More generally, the Tits index or Satake–Tits diagram of a reductive algebraic group over a field is a generalization of the Satake diagram to arbitrary fields, introduced by Tits (1966), that reduces the classification of reductive algebraic groups to that of anisotropic reductive algebraic groups.

Satake diagrams are not the same as Vogan diagrams of a Lie group, although they look similar.


A Satake diagram is obtained from a Dynkin diagram by blackening some vertices, and connecting other vertices in pairs by arrows, according to certain rules.
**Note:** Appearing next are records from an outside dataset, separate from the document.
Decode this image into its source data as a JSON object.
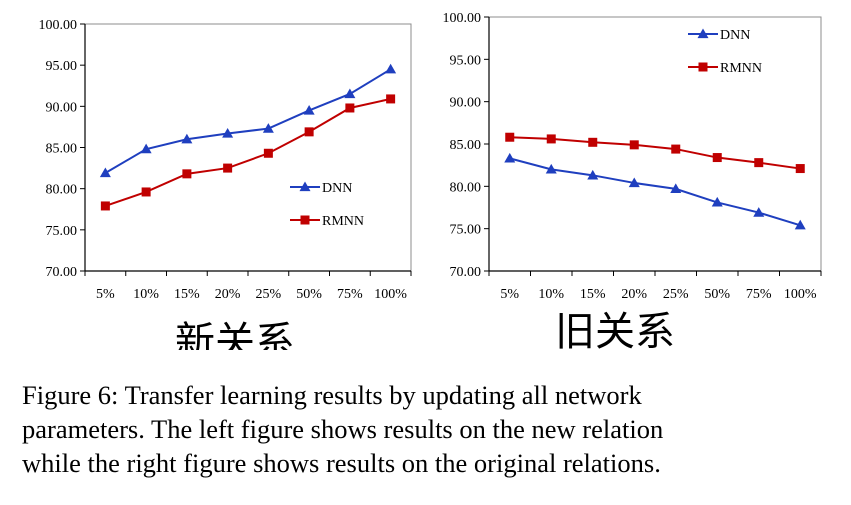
{
  "chart_data": [
    {
      "type": "line",
      "title": "",
      "xlabel": "",
      "ylabel": "",
      "categories": [
        "5%",
        "10%",
        "15%",
        "20%",
        "25%",
        "50%",
        "75%",
        "100%"
      ],
      "ylim": [
        70,
        100
      ],
      "yticks": [
        "70.00",
        "75.00",
        "80.00",
        "85.00",
        "90.00",
        "95.00",
        "100.00"
      ],
      "grid": false,
      "legend_position": "bottom-right",
      "series": [
        {
          "name": "DNN",
          "color": "#1f3fbf",
          "marker": "triangle",
          "values": [
            81.9,
            84.8,
            86.0,
            86.7,
            87.3,
            89.5,
            91.5,
            94.5
          ]
        },
        {
          "name": "RMNN",
          "color": "#c00000",
          "marker": "square",
          "values": [
            77.9,
            79.6,
            81.8,
            82.5,
            84.3,
            86.9,
            89.8,
            90.9
          ]
        }
      ],
      "annotation": "新关系"
    },
    {
      "type": "line",
      "title": "",
      "xlabel": "",
      "ylabel": "",
      "categories": [
        "5%",
        "10%",
        "15%",
        "20%",
        "25%",
        "50%",
        "75%",
        "100%"
      ],
      "ylim": [
        70,
        100
      ],
      "yticks": [
        "70.00",
        "75.00",
        "80.00",
        "85.00",
        "90.00",
        "95.00",
        "100.00"
      ],
      "grid": false,
      "legend_position": "top-right",
      "series": [
        {
          "name": "DNN",
          "color": "#1f3fbf",
          "marker": "triangle",
          "values": [
            83.3,
            82.0,
            81.3,
            80.4,
            79.7,
            78.1,
            76.9,
            75.4
          ]
        },
        {
          "name": "RMNN",
          "color": "#c00000",
          "marker": "square",
          "values": [
            85.8,
            85.6,
            85.2,
            84.9,
            84.4,
            83.4,
            82.8,
            82.1
          ]
        }
      ],
      "annotation": "旧关系"
    }
  ],
  "caption": {
    "lines": [
      "Figure 6: Transfer learning results by updating all network",
      "parameters. The left figure shows results on the new relation",
      "while the right figure shows results on the original relations."
    ]
  }
}
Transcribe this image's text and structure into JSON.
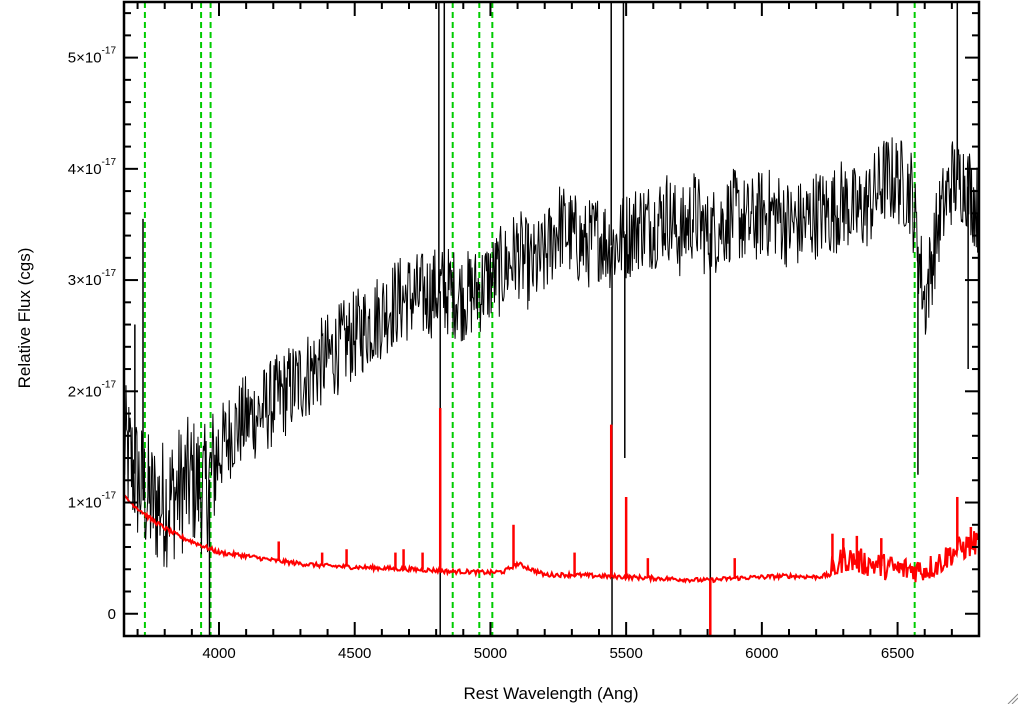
{
  "chart_data": {
    "type": "line",
    "title": "",
    "xlabel": "Rest Wavelength (Ang)",
    "ylabel": "Relative Flux (cgs)",
    "xlim": [
      3650,
      6800
    ],
    "ylim": [
      -2e-18,
      5.5e-17
    ],
    "x_ticks": [
      {
        "value": 4000,
        "label": "4000"
      },
      {
        "value": 4500,
        "label": "4500"
      },
      {
        "value": 5000,
        "label": "5000"
      },
      {
        "value": 5500,
        "label": "5500"
      },
      {
        "value": 6000,
        "label": "6000"
      },
      {
        "value": 6500,
        "label": "6500"
      }
    ],
    "y_ticks": [
      {
        "value": 0,
        "mantissa": "0",
        "exponent": ""
      },
      {
        "value": 1e-17,
        "mantissa": "1×10",
        "exponent": "-17"
      },
      {
        "value": 2e-17,
        "mantissa": "2×10",
        "exponent": "-17"
      },
      {
        "value": 3e-17,
        "mantissa": "3×10",
        "exponent": "-17"
      },
      {
        "value": 4e-17,
        "mantissa": "4×10",
        "exponent": "-17"
      },
      {
        "value": 5e-17,
        "mantissa": "5×10",
        "exponent": "-17"
      }
    ],
    "grid": false,
    "legend": "none",
    "series": [
      {
        "color": "#000000",
        "x": [
          3650,
          3700,
          3750,
          3800,
          3850,
          3900,
          3950,
          4000,
          4050,
          4100,
          4150,
          4200,
          4250,
          4300,
          4350,
          4400,
          4450,
          4500,
          4550,
          4600,
          4650,
          4700,
          4750,
          4800,
          4850,
          4900,
          4950,
          5000,
          5050,
          5100,
          5150,
          5200,
          5250,
          5300,
          5350,
          5400,
          5450,
          5500,
          5550,
          5600,
          5650,
          5700,
          5750,
          5800,
          5850,
          5900,
          5950,
          6000,
          6050,
          6100,
          6150,
          6200,
          6250,
          6300,
          6350,
          6400,
          6450,
          6500,
          6550,
          6600,
          6650,
          6700,
          6750,
          6800
        ],
        "y": [
          1.5e-17,
          1.2e-17,
          1e-17,
          1e-17,
          1.1e-17,
          1.2e-17,
          1.1e-17,
          1.45e-17,
          1.65e-17,
          1.75e-17,
          1.8e-17,
          1.9e-17,
          2e-17,
          2.1e-17,
          2.2e-17,
          2.3e-17,
          2.4e-17,
          2.5e-17,
          2.6e-17,
          2.7e-17,
          2.8e-17,
          2.85e-17,
          2.85e-17,
          2.9e-17,
          2.9e-17,
          2.85e-17,
          2.9e-17,
          3e-17,
          3.1e-17,
          3.25e-17,
          3.1e-17,
          3.2e-17,
          3.5e-17,
          3.4e-17,
          3.3e-17,
          3.4e-17,
          3.3e-17,
          3.4e-17,
          3.5e-17,
          3.5e-17,
          3.6e-17,
          3.4e-17,
          3.6e-17,
          3.4e-17,
          3.5e-17,
          3.6e-17,
          3.5e-17,
          3.6e-17,
          3.6e-17,
          3.5e-17,
          3.5e-17,
          3.6e-17,
          3.6e-17,
          3.7e-17,
          3.6e-17,
          3.7e-17,
          3.9e-17,
          3.9e-17,
          3.8e-17,
          2.8e-17,
          3.5e-17,
          3.9e-17,
          3.9e-17,
          3.6e-17
        ]
      },
      {
        "color": "#ff0000",
        "x": [
          3650,
          3700,
          3750,
          3800,
          3850,
          3900,
          3950,
          4000,
          4100,
          4200,
          4300,
          4400,
          4500,
          4600,
          4700,
          4800,
          4850,
          4900,
          5000,
          5050,
          5100,
          5200,
          5300,
          5400,
          5500,
          5600,
          5700,
          5800,
          5900,
          6000,
          6100,
          6200,
          6250,
          6300,
          6400,
          6500,
          6600,
          6650,
          6700,
          6750,
          6800
        ],
        "y": [
          1.05e-17,
          9.5e-18,
          8.5e-18,
          7.7e-18,
          7e-18,
          6.5e-18,
          6e-18,
          5.5e-18,
          5.2e-18,
          4.8e-18,
          4.5e-18,
          4.3e-18,
          4.2e-18,
          4.1e-18,
          4e-18,
          3.9e-18,
          3.8e-18,
          3.8e-18,
          3.7e-18,
          3.8e-18,
          4.5e-18,
          3.5e-18,
          3.5e-18,
          3.4e-18,
          3.3e-18,
          3.2e-18,
          3.1e-18,
          3e-18,
          3.2e-18,
          3.3e-18,
          3.4e-18,
          3.3e-18,
          3.5e-18,
          5e-18,
          4.5e-18,
          4e-18,
          4e-18,
          4.5e-18,
          5.5e-18,
          6e-18,
          6.5e-18
        ]
      }
    ],
    "emission_spikes_red": [
      {
        "x": 4220,
        "y": 6.5e-18
      },
      {
        "x": 4380,
        "y": 5.5e-18
      },
      {
        "x": 4470,
        "y": 5.8e-18
      },
      {
        "x": 4650,
        "y": 5.5e-18
      },
      {
        "x": 4680,
        "y": 5.8e-18
      },
      {
        "x": 4750,
        "y": 5.5e-18
      },
      {
        "x": 4815,
        "y": 1.85e-17
      },
      {
        "x": 5085,
        "y": 8e-18
      },
      {
        "x": 5310,
        "y": 5.5e-18
      },
      {
        "x": 5445,
        "y": 1.7e-17
      },
      {
        "x": 5500,
        "y": 1.05e-17
      },
      {
        "x": 5580,
        "y": 5e-18
      },
      {
        "x": 5810,
        "y": -2e-18
      },
      {
        "x": 5900,
        "y": 5e-18
      },
      {
        "x": 6260,
        "y": 7.2e-18
      },
      {
        "x": 6300,
        "y": 6.8e-18
      },
      {
        "x": 6350,
        "y": 7e-18
      },
      {
        "x": 6440,
        "y": 6.8e-18
      },
      {
        "x": 6720,
        "y": 1.05e-17
      },
      {
        "x": 6770,
        "y": 7.8e-18
      }
    ],
    "emission_spikes_black": [
      {
        "x": 3720,
        "y": 3.55e-17
      },
      {
        "x": 3690,
        "y": 2.6e-17
      },
      {
        "x": 3965,
        "y": -2e-18
      },
      {
        "x": 4810,
        "y": 5.5e-17
      },
      {
        "x": 4815,
        "y": -2e-18
      },
      {
        "x": 4830,
        "y": 5.5e-17
      },
      {
        "x": 5445,
        "y": 5.5e-17
      },
      {
        "x": 5448,
        "y": -2e-18
      },
      {
        "x": 5490,
        "y": 5.5e-17
      },
      {
        "x": 5495,
        "y": 1.4e-17
      },
      {
        "x": 5810,
        "y": -2e-18
      },
      {
        "x": 6575,
        "y": 1.25e-17
      },
      {
        "x": 6720,
        "y": 5.5e-17
      },
      {
        "x": 6760,
        "y": 2.2e-17
      }
    ],
    "vertical_markers": {
      "color": "#00cc00",
      "style": "dashed",
      "x": [
        3727,
        3934,
        3969,
        4861,
        4959,
        5007,
        6563
      ]
    }
  }
}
Suppose that G is an algebraic group defined over a field k, such as the reals. We let S be a maximal split torus in G, and take T to be a maximal torus containing S defined over the separable algebraic closure K of k. Then G(K) has a Dynkin diagram with respect to some choice of positive roots of T. This Dynkin diagram has a natural action of the Galois group of K/k. Also some of the simple roots vanish on S. The Satake–Tits diagram is given by the Dynkin diagram D, together with the action of the Galois group, with the simple roots vanishing on S colored black. In the case when k is the field of real numbers, the absolute Galois group has order 2, and its action on D is represented by drawing conjugate points of the Dynkin diagram near each other, and the Satake–Tits diagram is called a Satake diagram.